Unfortunately, video game technology has not yet evolved to the point where we can insert marble into impossibly small orifices, but Hitman 2 does give its players the next big thing: Some heavy thinking underneath the shadow of that monument to mankind’s insatiable ego. Haw.
If there’s one thing that Agent 47 is good at, it’s finding a novel way with which to kill people using the most obscure tools at hand to do so. Rubber ducks, pillows and explosive golf balls are just some of the tools of the trade, but you ever imagine killing a Colombian drug lord with tattoo equipment? Not to worry, because 47 is going to show you just how it’s done. Spoiler: It’s gruesome body art.
I could wax lyrical about a target getting their comeuppance, but instead I’ll just say that this particular mission story has some concrete foundations to its structure. Haw.
Gone with the Wind
Bollywood! Glitz, glamour and if reports are to be believes, home to a ton of graft and corruption within that film industry. Not only that, but Hollywood productions always tend to end on a sappy note, as the day is saved, the hero is triumphant and he’s always ready to plant a kiss on the lips of a plucky female lead. Only this time, Agent 47 has a more uplifting idea in mind for the finale of the latest Bollywood blockbuster.
You could say that I’m a huge fan of this particular assassination.
A Matter of Discipline
India is an odd country. It has an unbelievable amount of cash to flex on the world stage, but it relies on a system of manpower that keeps the poor as downtrodden as can be and the rich firmly in power. Between those two spheres of class, there exists shrewd operators who seek to exploit that misery for their own selfish gains.
If there’s one thing that Hitman 2 is great at then, it’s giving players the opportunity to give thoroughly nasty people a right kick up the bum…and off a precarious ledge as they plummet to their death like Eli Roth’s take on the classic Roadrunner cartoons.

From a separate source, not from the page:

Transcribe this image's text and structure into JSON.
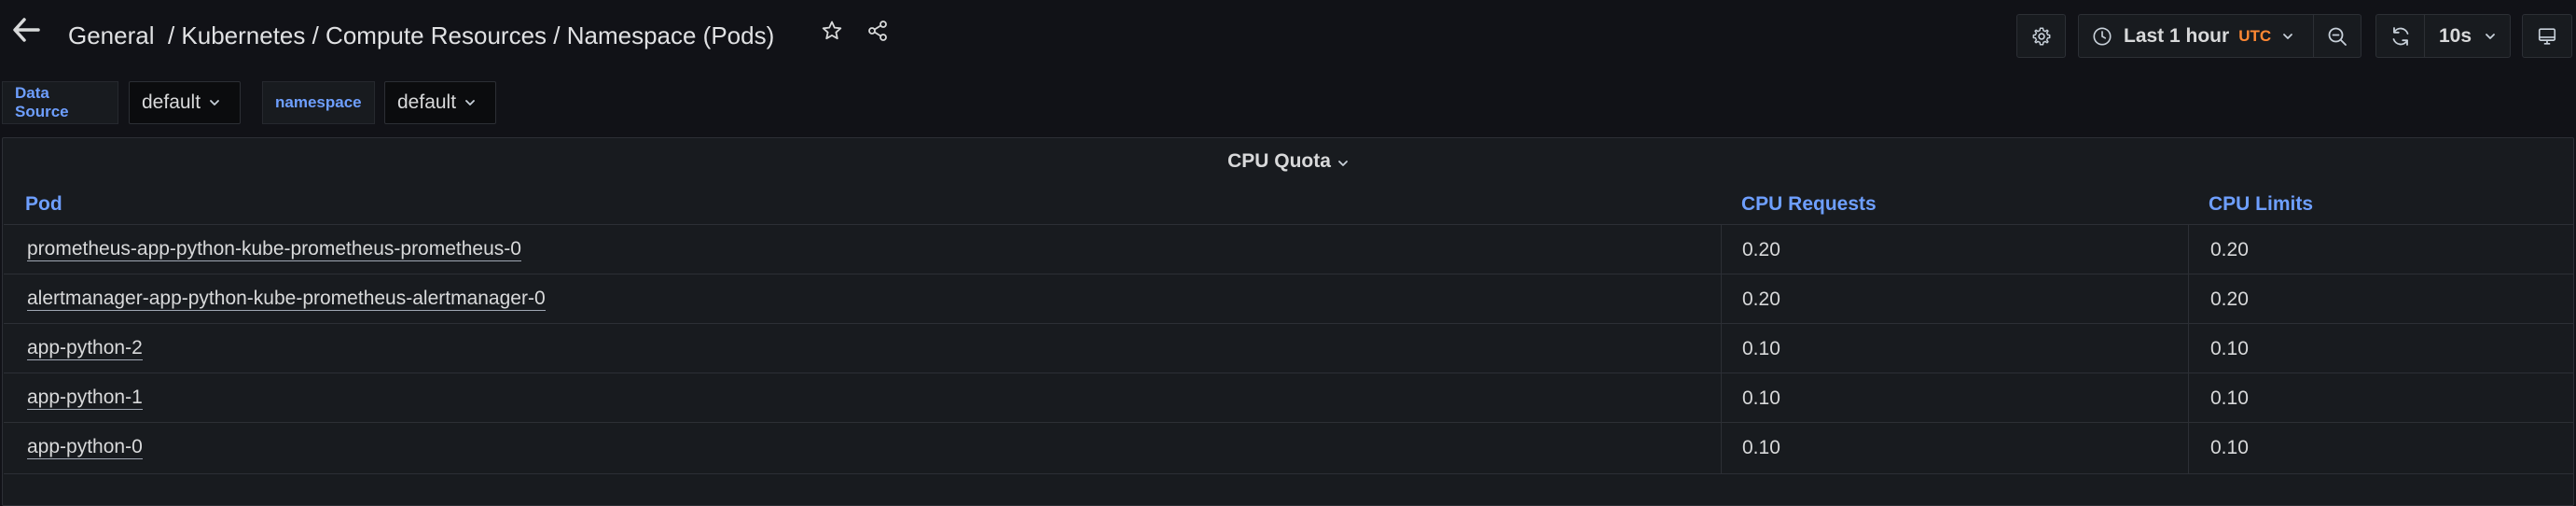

Personally, I think the best way to take down an aging Cold War era spy is to let nature take its course, but Hitman 2 requires more immediate results for finally ending the life of Janus. There are plenty of options available to you, from a simple bullet to the head to some medical strangulation, but the best way to get rid of the fella?

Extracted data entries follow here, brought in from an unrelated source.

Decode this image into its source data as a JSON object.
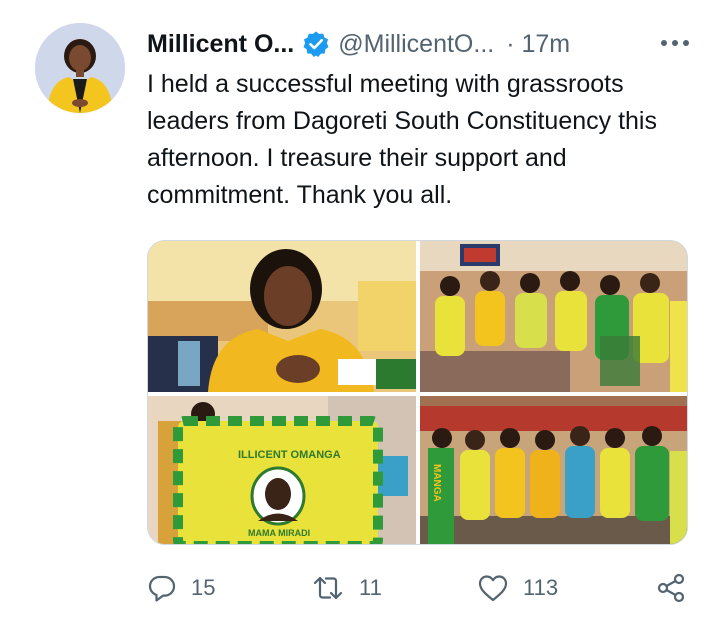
{
  "tweet": {
    "display_name": "Millicent O...",
    "handle": "@MillicentO...",
    "time": "· 17m",
    "text": "I held a successful meeting with grassroots leaders from Dagoreti South Constituency this afternoon. I treasure their support and commitment. Thank you all.",
    "verified": true,
    "more_icon": "more-horizontal-icon"
  },
  "photos": [
    {
      "name": "woman-in-yellow-smiling"
    },
    {
      "name": "group-of-women-supporters"
    },
    {
      "name": "supporter-holding-campaign-banner",
      "banner_text": "ILLICENT OMANGA",
      "banner_sub": "MAMA MIRADI"
    },
    {
      "name": "group-photo-women-in-green-and-yellow",
      "scarf_text": "MANGA"
    }
  ],
  "actions": {
    "reply_count": "15",
    "retweet_count": "11",
    "like_count": "113"
  },
  "colors": {
    "text": "#0f1419",
    "secondary": "#536471",
    "verified": "#1d9bf0",
    "yellow": "#f2c41d",
    "green": "#2e9a3a"
  }
}
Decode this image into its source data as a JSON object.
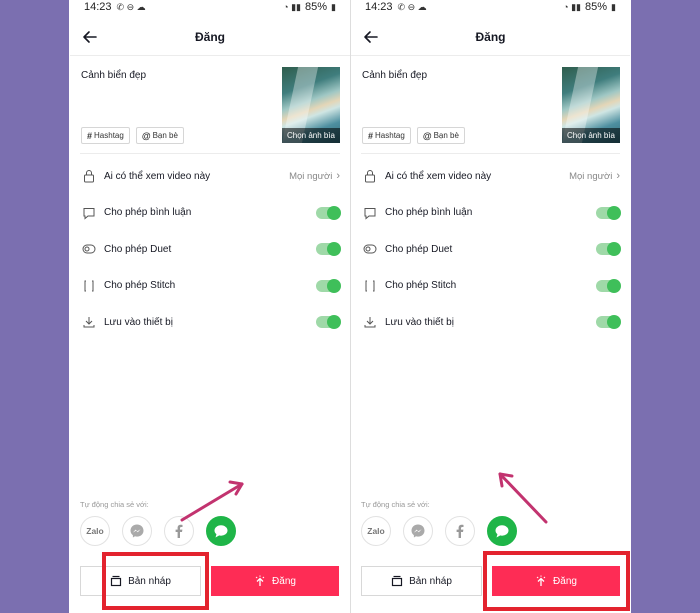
{
  "screens": [
    {
      "status": {
        "time": "14:23",
        "battery": "85%"
      },
      "header": {
        "title": "Đăng"
      },
      "caption": "Cảnh biển đẹp",
      "cover_label": "Chọn ảnh bìa",
      "chips": {
        "hashtag": "Hashtag",
        "friends": "Bạn bè"
      },
      "settings": {
        "privacy_label": "Ai có thể xem video này",
        "privacy_value": "Mọi người",
        "comments_label": "Cho phép bình luận",
        "duet_label": "Cho phép Duet",
        "stitch_label": "Cho phép Stitch",
        "save_label": "Lưu vào thiết bị"
      },
      "share": {
        "label": "Tự động chia sẻ với:",
        "zalo": "Zalo"
      },
      "buttons": {
        "draft": "Bản nháp",
        "post": "Đăng"
      }
    },
    {
      "status": {
        "time": "14:23",
        "battery": "85%"
      },
      "header": {
        "title": "Đăng"
      },
      "caption": "Cảnh biển đẹp",
      "cover_label": "Chọn ảnh bìa",
      "chips": {
        "hashtag": "Hashtag",
        "friends": "Bạn bè"
      },
      "settings": {
        "privacy_label": "Ai có thể xem video này",
        "privacy_value": "Mọi người",
        "comments_label": "Cho phép bình luận",
        "duet_label": "Cho phép Duet",
        "stitch_label": "Cho phép Stitch",
        "save_label": "Lưu vào thiết bị"
      },
      "share": {
        "label": "Tự động chia sẻ với:",
        "zalo": "Zalo"
      },
      "buttons": {
        "draft": "Bản nháp",
        "post": "Đăng"
      }
    }
  ],
  "colors": {
    "background": "#7b6fb0",
    "accent": "#fe2c55",
    "toggle_on": "#3fbf5a",
    "highlight": "#e3232e",
    "arrow": "#c2336f"
  },
  "icons": [
    "back-arrow-icon",
    "lock-icon",
    "comment-icon",
    "duet-icon",
    "stitch-icon",
    "download-icon",
    "chevron-right-icon",
    "messenger-icon",
    "facebook-icon",
    "message-bubble-icon",
    "draft-icon",
    "upload-icon"
  ]
}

A method that is straight up cartoony, as Agent 47 finds a way to lure Janus to a garden that is rigged with anti-mole explosions. Kind of ironic when you think about it.
A Phoenix from the Ashes
Hitman 2’s final level may just be one of my favourites, as it gives players a digital sense of catharsis by isolating them on an entire island of billionaires. Rich bastards as far as the eye can see, the infamous enclave even goes full Iluminutty with their grand ceremonies and masks straight out of Eyes Wide Shut, giving 47 the perfect opportunity to flex his acting skills on one of his targets who wishes to make the grandest of entrances.

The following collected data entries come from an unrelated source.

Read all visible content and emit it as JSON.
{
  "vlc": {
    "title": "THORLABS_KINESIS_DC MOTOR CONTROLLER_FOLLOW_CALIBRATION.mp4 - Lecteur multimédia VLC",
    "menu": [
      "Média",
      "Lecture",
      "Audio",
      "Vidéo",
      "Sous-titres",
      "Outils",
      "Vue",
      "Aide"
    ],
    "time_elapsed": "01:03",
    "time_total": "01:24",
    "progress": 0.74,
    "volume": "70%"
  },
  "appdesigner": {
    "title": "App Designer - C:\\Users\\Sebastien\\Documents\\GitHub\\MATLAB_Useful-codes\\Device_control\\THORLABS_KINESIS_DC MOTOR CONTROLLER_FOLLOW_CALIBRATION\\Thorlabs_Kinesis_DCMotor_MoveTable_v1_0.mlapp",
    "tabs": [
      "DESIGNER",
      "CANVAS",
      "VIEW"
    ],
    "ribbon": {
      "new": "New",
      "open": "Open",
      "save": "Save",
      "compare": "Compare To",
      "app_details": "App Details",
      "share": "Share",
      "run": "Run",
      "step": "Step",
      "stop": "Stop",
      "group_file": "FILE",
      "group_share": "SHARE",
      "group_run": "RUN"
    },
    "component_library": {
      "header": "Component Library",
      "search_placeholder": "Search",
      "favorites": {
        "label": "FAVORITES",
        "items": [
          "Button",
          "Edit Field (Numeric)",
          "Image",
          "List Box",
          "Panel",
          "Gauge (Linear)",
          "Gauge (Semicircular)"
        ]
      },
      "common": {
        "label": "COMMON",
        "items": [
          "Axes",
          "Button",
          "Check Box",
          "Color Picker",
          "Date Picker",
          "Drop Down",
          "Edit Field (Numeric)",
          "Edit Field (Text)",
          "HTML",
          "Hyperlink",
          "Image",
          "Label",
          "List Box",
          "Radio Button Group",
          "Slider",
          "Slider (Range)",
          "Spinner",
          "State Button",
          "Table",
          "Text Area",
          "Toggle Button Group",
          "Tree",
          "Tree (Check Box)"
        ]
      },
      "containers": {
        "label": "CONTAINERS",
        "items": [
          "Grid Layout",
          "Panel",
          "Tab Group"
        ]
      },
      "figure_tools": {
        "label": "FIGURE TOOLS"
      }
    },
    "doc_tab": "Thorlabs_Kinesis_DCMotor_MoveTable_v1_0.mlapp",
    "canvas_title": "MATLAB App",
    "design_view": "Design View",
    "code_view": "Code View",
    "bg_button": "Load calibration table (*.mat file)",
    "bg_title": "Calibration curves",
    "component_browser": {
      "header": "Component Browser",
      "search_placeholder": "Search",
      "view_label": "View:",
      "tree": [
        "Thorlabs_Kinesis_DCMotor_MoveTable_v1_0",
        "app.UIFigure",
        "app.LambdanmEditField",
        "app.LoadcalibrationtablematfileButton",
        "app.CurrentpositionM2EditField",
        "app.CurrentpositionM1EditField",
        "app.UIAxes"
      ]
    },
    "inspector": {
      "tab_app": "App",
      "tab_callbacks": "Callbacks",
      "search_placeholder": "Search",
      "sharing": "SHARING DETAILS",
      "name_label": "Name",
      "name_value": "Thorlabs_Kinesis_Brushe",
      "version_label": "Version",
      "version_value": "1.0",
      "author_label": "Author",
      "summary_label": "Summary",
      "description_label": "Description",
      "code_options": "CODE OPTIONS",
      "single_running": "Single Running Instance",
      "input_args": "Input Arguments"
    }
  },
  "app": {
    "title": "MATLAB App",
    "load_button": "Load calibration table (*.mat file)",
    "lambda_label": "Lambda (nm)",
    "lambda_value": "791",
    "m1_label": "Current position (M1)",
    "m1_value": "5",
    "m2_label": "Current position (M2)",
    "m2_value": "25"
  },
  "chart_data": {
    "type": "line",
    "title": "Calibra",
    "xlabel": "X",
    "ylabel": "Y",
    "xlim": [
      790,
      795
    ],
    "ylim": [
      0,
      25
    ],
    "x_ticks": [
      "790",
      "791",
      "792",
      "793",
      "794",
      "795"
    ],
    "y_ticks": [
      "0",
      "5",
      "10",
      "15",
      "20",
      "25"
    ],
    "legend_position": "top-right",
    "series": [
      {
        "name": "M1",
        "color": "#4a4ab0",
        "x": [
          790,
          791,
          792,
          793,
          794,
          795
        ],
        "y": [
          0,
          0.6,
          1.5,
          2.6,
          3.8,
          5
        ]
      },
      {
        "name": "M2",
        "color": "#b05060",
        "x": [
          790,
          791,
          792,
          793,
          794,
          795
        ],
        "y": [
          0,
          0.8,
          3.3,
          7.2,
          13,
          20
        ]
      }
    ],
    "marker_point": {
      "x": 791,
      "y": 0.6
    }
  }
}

By the time that 47 is done, that entrance will also make for a hell of an exit from the mortal coil as well.
Winds of Change
The stakes don’t get higher than this! Agent 47 may be on an island of the richest people to ever walk the planet, but there’s still a cabal of influential founders above even them. Infiltrating his way into the inner circle of the people who have shaped human history with their greed, 47’s disguise buys him some one on one time with his target Sophia Washington at the metaphoric top of the world…And ends with him shoving the puppetmaster into an actual iron maiden, closing the door on her sinister dealings and life, in absolutely grim fashion.